Health

Short Intervals vs Long Cardio: Fat-Burning Truths from Tennessee Men’s Clinic

For fitness enthusiasts, fat loss remains the highest priority. According to the Tennessee Men’s Clinic, many people argue over whether longer, steady cardio sessions or quick, intense workouts are more effective for burning fat.

To address this question, fitness professionals frequently contrast steady-state cardio with high-intensity interval training (HIIT). Understanding how each strategy affects the body differently can help people select the best strategy for their objectives.

Understanding Short-Interval Training (HIIT)

High-intensity interval training consists of short periods of vigorous exercise followed by brief rest intervals. A person might, for instance, run for 30 seconds, walk for 60 to 90 seconds, and then repeat the cycle for 15 to 25 minutes.

The body is forced to expend energy rapidly during these exercises by operating at 80-95% of its maximum heart rate. HIIT sessions are usually far shorter than conventional cardio workouts due to their high intensity.

The afterburn effect, also referred to as excess post-exercise oxygen consumption (EPOC) in science, is a major benefit of interval training. The body continues to burn calories while recuperating following an HIIT session, which can raise energy expenditure for several hours. According to studies, this effect can increase the volume of calories burned after a workout by about 6-15%.

Understanding Long Steady-State Cardio

Often termed as steady-state cardio, long cardio sessions require maintaining a steady pace for an extended period. Popular examples include cycling, jogging, swimming, or brisk walking for 30-60 minutes.

Engaging these forms of workouts can increase the maximum heart rate by 50-70%, making it considerably more moderate in terms of intensity, according to the Tennessee Men’s Clinic. Steady-state cardio is powerful to burn more calories in continuation of the workout session itself, as the workout lasts for a longer period.
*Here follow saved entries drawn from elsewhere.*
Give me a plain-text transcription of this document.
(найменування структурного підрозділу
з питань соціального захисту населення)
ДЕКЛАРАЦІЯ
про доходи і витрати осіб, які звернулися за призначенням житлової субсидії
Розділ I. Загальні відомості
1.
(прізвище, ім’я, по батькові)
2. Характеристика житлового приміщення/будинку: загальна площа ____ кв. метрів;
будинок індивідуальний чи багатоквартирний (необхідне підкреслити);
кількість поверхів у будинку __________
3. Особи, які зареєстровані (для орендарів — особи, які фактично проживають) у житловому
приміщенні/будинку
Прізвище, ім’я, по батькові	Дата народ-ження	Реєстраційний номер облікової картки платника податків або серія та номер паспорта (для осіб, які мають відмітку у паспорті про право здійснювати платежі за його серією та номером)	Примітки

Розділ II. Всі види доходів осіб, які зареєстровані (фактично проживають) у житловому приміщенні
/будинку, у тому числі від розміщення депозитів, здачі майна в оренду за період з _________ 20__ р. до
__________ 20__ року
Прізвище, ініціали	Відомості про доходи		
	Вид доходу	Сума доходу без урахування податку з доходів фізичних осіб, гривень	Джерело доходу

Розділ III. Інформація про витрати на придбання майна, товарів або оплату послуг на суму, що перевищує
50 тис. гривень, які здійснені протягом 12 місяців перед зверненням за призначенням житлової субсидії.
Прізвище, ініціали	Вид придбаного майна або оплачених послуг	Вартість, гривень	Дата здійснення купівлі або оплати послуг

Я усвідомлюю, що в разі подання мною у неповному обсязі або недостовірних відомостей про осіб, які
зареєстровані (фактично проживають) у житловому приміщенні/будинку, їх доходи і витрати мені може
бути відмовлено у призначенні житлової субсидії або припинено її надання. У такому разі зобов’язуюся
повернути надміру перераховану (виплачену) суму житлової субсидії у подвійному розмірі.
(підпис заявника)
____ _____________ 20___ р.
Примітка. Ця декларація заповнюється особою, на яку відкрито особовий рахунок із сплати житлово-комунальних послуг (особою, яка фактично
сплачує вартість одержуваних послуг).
The second benefit of longer periods of cardio exercises is that the body begins to utilize fat as the main energy source after 20 minutes of constant exercise, as studies show that fat oxidation rates may increase by 15-25% during later periods of aerobic exercises.

Which Burns More Fat During the Workout?

When looking at fat-burning capacity during the workout of these two approaches, steady-state cardio appears more powerful in burning a greater proportion of fat. For instance, a 30-minute steady running cycle can burn 250 – 350 calories, and most of it is burned during the workout.

Which Burns More Fat Overall?

When looking at total energy loss, the answer appears to be rather complex. Although HIIT workouts are shorter, they can create a potent metabolic response following the exercise. The improved metabolism during recovery can result in additional fat utilization hours after the exercise ends.

However, when total calories burned are equated in both forms, long-term fat loss outcomes may be similar.

Other Factors Contributing to Fat Loss

It is worth noting that fat loss is not entirely dependent on the type of cardio activity undertaken. Several factors play a role in fat loss, such as:

Both HIIT and Steady-State Cardio have different advantages to offer. HIIT increases metabolic efficiency and is time-efficient, while Steady-State Cardio increases endurance and is easier for beginners to continue.

The Bottom Line

Ultimately, the best approach is the one that an individual can stick to in the long run. Many fitness experts recommend the use of both approaches to achieve the best fat-burning effects.